The media provides generous buzz in regards to every particular emerging technology. No surprise the promising technology Spark contributes a lot to this stream. However it’s not always easy to separate out technical features descriptions and get pure understanding of how the technology can contribute organisation’s business capability.
A typical announcements for Spark look like these:
Spark is being used by a number of customers for Streaming & Data warehousing use-cases. Spark can be setup on top of Hadoop project but is quite different than the Map Reduce Hadoop.
It is a processing system that allows for storing in-memory objects (RDD) along with an ability to process them using Scala closures. This is much more powerful than the MapReduce framework and enables Graph, Data Warehouse, Machine learning & Stream processing on top.

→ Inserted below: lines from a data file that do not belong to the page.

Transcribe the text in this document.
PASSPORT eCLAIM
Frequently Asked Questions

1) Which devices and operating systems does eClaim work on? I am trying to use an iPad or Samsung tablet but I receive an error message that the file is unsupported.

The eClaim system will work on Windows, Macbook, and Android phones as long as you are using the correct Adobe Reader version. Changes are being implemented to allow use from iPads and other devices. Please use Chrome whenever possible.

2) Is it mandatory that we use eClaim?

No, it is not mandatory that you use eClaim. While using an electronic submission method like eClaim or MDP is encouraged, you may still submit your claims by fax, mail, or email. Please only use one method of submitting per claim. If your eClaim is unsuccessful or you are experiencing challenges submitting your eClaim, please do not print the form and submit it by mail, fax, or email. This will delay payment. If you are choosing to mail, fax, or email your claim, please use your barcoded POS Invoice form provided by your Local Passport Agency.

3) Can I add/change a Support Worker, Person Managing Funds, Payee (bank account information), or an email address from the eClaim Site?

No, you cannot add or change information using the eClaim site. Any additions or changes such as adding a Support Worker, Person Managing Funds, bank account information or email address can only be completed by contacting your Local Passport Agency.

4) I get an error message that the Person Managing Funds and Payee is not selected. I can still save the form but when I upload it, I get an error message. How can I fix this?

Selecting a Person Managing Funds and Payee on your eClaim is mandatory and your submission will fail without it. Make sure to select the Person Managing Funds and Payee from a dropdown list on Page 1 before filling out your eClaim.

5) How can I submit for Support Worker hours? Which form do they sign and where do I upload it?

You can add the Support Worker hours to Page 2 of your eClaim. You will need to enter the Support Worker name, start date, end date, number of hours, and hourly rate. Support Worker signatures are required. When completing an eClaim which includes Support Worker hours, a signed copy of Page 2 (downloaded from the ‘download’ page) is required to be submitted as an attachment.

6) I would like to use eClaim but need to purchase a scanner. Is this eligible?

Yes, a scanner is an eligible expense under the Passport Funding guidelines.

The Shark project is the Hive equivalent of the Spark ecosystem & is used in production by many companies like Yahoo.
Spark is amazingly useful, high performing & powerful. It requires help in stability especially if you are deploying in frameworks not maintained by the teams, but overall the speedup & performance is worth the effort.
Business part of the message is the next:
- Spark can serve several purposes but DWH is the primary one;
- It uses MapReduce algorithm, however it’s own version (same idea, but another composition) – still has bottlenecks, but benchmarks show good results (interesting here that attempts to optimise MapReduce still take place when was a trend to replace it with non-distributed algorithms – seems not very successful);
- In the case of deep data processing (typically result of complicated business requirements) Shark allows Scala encapsulation in queries (i.e. insertion of low-level programming code into high-level scripts);
- Spark allows smooth migration from DWH-tailored Hive (engine for massive datasets analysis supporting high-level scripts) – useful feature for a bunch of companies already adopted Hive;
- Stability issues should be considered in a case Spark is used outside of Azure cloud.
The use case where it truly shines are iterative jobs, where a job has to go over the same data set many times. Compared to Hadoop improvement is of several orders of magnitude.
- More than comprehensive note: no doubt Spark’s caching is a key for re-run. For DWH this is excessive functionality unless real-time analytics is a goal, but for exploratory analysis or operational analytics can become a touchstone.
Spark is an accelerated Hadoop implementation that makes better use of RAM. Shark is an accelerated Hive implementation built on top of Spark.
- Simplify saying “Shark” is just a language used on Spark. Similar to HiveQL on Hive and Pig Latin on Pig. So Spark is an implementation, and Shark is a language.
Summarising all the above and other non-enclosed positive reviews it’s possible to conclude that Spark is definitely some kind on Swiss-knife for business that can be used as for regular DWH works so and for fine-tuned research.